Besides the large imperial cities, there was also a group of smaller cities that enjoyed the same protection of the imperial constitution in guaranteeing their own domestic jurisdiction. Heilbronn, Regensburg had somewhere to 10,000 inhabitants in the early 17th century, plus the group of small imperial free cities: Schwabisch-Hall. The latter, for example, exercises its authority over the villages around it.The protection which the free imperial cities enjoyed, even the small ones, was guaranteed by the Imperial Constitution and representatives of these small free cities made use of law and symbolism to counter, if necessary, any interference by the local senior on their jurisdiction. Their connection was in direct relationship with the emperor.''Whoever did" business "with Balif of Eriskirch near Lake Constance in 1619 would have seen the city emblem of Buchhorn above the door - this symbol was represented by a tree and a hunting horn, identifying himself as lord of Eriskirch on who obtained it in 1472, while the city's loyalty to the emperor and the Empire was demonstrated by the imperial coat of arms above the lord's.The black bicephal eagle symbolized the merger of the Empire with the former Kingdom of Germany.Surrounding the eagle, the Order of the Golden Fleece was placed, the emblem of a chivalric order founded in 1429 to defend the Church.This was the highest distinction granted by the Habsburgs, linking their family directly to the traditional role of the emperor of Christianity. The red-white-red color combination of the Habsburgs was reproduced on the center of the eagle, consolidating the association of the local dynasty with the imperial title and the city's membership in the Holy Empire under its authority. "
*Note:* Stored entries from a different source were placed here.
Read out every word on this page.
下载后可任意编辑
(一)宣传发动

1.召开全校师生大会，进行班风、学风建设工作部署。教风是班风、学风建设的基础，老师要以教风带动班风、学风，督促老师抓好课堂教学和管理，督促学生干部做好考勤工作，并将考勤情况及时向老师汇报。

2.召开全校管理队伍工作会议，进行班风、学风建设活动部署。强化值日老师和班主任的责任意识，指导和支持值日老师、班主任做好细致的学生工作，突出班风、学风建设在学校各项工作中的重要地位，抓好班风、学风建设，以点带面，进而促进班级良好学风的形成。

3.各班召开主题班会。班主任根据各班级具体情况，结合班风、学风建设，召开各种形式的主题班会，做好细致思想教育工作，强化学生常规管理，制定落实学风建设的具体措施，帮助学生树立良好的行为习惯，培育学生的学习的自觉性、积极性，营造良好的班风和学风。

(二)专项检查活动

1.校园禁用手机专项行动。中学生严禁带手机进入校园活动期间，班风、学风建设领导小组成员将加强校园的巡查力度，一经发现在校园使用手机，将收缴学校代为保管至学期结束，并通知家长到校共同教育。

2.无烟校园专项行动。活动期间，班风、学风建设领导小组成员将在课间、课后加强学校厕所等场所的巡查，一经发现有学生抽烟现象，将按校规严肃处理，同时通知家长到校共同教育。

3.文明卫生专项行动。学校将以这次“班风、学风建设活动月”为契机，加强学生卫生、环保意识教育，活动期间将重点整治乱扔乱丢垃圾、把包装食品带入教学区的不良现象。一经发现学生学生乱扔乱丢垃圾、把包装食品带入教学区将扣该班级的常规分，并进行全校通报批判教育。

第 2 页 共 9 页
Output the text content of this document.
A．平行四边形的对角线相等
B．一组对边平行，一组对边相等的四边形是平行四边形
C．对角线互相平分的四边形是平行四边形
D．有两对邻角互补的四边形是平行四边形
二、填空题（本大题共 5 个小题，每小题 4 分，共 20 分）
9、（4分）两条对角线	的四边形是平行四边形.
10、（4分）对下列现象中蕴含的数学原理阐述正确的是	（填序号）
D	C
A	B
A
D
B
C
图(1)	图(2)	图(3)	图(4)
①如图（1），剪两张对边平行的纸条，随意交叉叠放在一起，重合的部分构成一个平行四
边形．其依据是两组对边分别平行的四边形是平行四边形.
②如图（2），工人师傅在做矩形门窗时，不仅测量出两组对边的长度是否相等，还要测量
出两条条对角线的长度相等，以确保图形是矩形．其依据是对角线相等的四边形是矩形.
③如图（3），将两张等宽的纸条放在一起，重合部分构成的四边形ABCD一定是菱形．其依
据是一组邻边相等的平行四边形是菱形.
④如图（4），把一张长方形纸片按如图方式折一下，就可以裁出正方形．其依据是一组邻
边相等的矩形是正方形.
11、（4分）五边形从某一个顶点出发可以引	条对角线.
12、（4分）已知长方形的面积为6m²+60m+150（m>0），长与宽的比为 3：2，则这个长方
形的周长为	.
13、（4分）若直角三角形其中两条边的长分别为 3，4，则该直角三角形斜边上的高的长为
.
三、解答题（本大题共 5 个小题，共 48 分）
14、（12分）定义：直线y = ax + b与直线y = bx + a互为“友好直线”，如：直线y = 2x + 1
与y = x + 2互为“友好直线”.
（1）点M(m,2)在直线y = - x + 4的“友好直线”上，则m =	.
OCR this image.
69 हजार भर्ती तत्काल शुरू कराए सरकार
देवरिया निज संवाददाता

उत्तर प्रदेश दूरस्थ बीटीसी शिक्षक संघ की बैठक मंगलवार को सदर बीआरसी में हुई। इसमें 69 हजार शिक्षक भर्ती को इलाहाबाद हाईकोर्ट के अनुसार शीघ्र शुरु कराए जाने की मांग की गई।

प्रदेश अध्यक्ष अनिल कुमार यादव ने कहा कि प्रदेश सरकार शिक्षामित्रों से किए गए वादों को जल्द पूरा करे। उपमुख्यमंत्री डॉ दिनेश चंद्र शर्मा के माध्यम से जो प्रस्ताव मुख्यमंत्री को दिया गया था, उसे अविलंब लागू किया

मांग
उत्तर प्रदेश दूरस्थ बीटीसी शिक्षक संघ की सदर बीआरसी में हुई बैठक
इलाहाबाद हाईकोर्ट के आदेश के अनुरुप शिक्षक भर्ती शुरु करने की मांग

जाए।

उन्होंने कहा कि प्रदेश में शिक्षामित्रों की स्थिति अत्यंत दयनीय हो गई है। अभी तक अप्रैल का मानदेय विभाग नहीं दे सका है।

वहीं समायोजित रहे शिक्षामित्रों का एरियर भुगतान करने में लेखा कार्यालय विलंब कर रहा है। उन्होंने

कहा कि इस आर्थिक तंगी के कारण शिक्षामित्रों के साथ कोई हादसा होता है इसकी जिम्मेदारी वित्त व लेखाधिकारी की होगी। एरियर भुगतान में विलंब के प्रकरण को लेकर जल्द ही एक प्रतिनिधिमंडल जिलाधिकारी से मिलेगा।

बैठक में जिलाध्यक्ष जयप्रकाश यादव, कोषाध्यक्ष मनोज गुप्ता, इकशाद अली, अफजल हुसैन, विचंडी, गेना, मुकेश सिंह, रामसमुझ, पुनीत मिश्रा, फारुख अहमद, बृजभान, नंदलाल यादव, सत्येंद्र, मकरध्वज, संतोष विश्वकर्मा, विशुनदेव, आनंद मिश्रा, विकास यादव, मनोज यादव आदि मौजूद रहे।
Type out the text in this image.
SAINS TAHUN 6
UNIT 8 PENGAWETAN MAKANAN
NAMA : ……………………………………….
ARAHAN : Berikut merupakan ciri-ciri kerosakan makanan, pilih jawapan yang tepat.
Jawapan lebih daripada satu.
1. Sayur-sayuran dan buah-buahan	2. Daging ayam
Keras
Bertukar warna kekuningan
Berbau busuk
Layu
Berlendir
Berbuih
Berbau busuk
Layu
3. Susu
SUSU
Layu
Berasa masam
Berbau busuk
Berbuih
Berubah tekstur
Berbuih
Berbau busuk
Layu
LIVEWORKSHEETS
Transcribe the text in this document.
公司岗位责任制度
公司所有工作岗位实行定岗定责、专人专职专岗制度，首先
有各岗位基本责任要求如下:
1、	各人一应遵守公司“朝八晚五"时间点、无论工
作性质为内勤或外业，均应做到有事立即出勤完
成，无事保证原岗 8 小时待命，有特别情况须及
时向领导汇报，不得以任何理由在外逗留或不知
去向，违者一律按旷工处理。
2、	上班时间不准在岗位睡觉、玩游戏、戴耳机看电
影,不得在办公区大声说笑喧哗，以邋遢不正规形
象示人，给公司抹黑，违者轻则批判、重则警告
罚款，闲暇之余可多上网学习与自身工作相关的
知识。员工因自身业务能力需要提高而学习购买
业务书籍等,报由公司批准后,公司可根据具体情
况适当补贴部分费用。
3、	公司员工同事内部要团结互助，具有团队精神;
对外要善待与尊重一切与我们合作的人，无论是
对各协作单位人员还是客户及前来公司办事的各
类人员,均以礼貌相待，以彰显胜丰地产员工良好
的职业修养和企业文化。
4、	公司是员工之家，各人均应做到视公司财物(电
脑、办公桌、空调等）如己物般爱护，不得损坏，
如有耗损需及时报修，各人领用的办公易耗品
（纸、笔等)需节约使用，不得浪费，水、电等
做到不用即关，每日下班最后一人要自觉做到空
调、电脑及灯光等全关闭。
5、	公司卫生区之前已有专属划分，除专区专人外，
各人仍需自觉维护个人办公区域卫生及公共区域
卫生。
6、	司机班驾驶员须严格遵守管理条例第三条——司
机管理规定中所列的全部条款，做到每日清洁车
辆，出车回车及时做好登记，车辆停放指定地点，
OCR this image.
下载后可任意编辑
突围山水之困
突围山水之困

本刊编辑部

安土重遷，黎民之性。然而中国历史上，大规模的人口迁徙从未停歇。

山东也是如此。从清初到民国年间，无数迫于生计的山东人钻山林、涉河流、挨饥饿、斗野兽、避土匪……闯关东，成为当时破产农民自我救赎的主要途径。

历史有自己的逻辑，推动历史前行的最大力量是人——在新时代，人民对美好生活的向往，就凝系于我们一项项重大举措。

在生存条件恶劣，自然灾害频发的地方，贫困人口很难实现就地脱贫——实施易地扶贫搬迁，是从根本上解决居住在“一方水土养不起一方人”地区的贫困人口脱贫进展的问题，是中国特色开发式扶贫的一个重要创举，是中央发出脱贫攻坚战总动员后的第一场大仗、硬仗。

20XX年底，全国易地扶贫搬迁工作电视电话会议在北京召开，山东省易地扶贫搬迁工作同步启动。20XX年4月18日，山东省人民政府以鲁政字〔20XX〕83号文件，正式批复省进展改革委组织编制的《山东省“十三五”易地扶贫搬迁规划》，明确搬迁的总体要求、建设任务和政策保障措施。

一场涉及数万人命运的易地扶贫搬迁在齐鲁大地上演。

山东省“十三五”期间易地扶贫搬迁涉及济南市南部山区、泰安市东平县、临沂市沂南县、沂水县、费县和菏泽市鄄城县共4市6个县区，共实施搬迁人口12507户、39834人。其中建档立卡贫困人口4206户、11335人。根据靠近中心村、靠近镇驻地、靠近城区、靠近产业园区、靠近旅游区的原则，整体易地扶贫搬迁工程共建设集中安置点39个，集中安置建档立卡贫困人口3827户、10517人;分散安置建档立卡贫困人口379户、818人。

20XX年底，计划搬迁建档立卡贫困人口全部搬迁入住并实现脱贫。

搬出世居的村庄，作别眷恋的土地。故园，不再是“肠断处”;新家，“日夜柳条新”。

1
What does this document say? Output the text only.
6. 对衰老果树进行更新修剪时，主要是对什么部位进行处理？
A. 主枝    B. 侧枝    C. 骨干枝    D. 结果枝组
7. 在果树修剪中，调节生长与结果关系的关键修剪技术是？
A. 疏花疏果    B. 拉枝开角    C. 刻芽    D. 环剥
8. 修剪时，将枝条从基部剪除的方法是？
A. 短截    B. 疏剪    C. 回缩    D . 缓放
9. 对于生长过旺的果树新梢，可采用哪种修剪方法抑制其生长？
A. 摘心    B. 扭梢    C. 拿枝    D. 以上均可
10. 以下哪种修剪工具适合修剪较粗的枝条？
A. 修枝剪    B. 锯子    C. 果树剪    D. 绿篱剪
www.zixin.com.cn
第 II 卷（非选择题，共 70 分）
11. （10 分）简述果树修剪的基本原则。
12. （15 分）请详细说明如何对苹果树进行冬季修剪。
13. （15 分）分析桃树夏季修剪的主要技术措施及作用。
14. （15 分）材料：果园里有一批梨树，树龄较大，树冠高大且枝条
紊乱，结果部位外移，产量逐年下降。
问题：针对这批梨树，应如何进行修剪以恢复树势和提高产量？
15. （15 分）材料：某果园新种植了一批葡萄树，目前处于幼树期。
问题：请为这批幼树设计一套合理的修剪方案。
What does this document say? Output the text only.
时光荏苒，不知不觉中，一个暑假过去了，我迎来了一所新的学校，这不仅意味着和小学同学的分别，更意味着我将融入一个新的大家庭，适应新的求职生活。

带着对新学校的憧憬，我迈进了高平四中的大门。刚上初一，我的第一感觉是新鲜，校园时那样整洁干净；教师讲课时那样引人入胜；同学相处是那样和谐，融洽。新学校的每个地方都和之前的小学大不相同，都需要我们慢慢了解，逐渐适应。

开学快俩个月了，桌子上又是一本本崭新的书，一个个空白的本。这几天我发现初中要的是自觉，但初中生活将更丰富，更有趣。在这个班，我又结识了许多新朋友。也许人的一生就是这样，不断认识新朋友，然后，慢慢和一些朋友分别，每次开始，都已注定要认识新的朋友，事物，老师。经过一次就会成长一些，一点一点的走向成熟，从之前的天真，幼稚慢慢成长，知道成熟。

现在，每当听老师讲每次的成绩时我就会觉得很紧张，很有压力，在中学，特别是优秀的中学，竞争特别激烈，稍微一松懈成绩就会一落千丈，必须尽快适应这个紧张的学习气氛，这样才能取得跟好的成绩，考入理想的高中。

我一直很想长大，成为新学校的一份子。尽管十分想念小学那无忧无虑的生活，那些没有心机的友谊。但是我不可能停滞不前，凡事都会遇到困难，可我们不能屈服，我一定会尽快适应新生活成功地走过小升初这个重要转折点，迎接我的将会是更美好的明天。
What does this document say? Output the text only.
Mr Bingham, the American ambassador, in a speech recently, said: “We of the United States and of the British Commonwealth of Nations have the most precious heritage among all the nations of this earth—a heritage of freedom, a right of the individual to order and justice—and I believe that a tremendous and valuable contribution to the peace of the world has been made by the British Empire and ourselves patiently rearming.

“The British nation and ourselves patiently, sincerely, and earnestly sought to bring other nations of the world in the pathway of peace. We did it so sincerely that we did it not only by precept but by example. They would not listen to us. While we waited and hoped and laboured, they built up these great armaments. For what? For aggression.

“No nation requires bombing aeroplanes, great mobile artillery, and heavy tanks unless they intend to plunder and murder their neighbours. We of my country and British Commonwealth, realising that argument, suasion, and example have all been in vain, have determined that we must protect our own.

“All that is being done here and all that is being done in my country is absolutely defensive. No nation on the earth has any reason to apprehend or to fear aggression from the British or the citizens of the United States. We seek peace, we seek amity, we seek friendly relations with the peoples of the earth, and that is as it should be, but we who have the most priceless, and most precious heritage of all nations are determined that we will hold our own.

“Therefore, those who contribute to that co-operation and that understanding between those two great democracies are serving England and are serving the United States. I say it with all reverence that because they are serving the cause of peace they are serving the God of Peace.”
The largest free city imperial city in the Holy Roman Empire from the end of the 16th century was Augsburg,with a population of about 48,000. In the second line there were Nurnberg, Strasbourg, Hamburg, Cologne and Lubeck whose population was somewhere to 40,000 people. In the third circle of free imperial cities, in size, were Frankfurt, Bremen, Ulm and Aachen with about 20,000 inhabitants.

Jurisdiction over communities located on the fiefs of one of the lords of the Holy Empire was exercised by them, with some exceptions.This exception was represented by the free imperial cities. In practice, they had a proper jurisdiction over which the seniors whose peoples surrounded the city had no right over the way in which these free imperial cities were internally governed.Approximately 80 - at the end of the 16th century - they were mainly located in Franconia and Swabia, the primary constituent areas of the Holy Roman Empire, and their status as free cities already enjoyed some centuries.